Atypical sports lead Ravens to explore unique opportunities

Brighid Bugos and Krista Weaver

What are the first sports that come to your mind? Was it football, basketball or baseball? Part two of this two part installment, highlights a few students and teachers who prove there are sports beyond the ones offered at Sequoia.

Rock Climbing:

“In eighth grade, some of my friends got into the rock climbing team at Planet Granite, so every saturday I started going with two or three other people and we would just rock climb for fun,” said sophomore Joanie Schroeder.
Less than two years ago Schroeder began, already she’s a climber who has a couple of wins under her belt. Although she prefers lead climbing, she seeks climbing as an opportunity to push herself to new heights at the Planet Granite Gym where she practices for both the bouldering and rope competitions.
“A lot of people always say ‘I can’t do it because of my arm strength or my strength in general,’” said Schroeder. “It’s definitely a good community—it’s not that competitive against your friends, [it’s] more competitive against yourself.”

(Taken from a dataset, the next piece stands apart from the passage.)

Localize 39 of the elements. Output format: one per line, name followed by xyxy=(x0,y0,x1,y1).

“This is embarrassing, but, one summer, I was lazy, and my mom threw a catalog of summer camps at me and said ‘hey pick one,’ [so] I picked fencing,” math teacher Robert Moaveni said. “I ended up liking it so much that I [did] it two summers in a row and then [took] fencing classes.”
Although Moaveni is not currently involved in either coaching or practicing fencing, the épée preferred fencer has recently received a grant from Step-up to the Plate for Education to start his new SAFE fencing program at Sequoia. When he competed as a high schooler, Moaveni earned three gold medals and two bronze allowing him to qualify for the Junior Olympics in 2005.
“I like [fencing] because it gives you a sense of individualism,” Moaveni said. “It teaches you to learn more about yourself, specifically your physical abilities, and to a larger extent your mental capabilities as well. You very much have to outwit your opponent.”

Martial Arts:

“While [Martial Arts is] an individual sport, you are literally fighting people, so I would say there is definitely a competitive edge to it,” said junior Kira Coan. “You are directly being compared every time you are putting on your sparring equipment.”
After five and a half years of training, Coan earned her black belt this last October. You might think she’s just the karate kid, however she is a dedicated martial artist who trains six days a week, adding on pole vaulting in the spring with Sequoia’s track and field team.
“There’s actually a decent amount of sacrifice. It takes a lot of work and I think that sometimes it gets overlooked as a joke,” said Coan. “A lot of hard work, bruises, sweat, [and] dedication [are involved].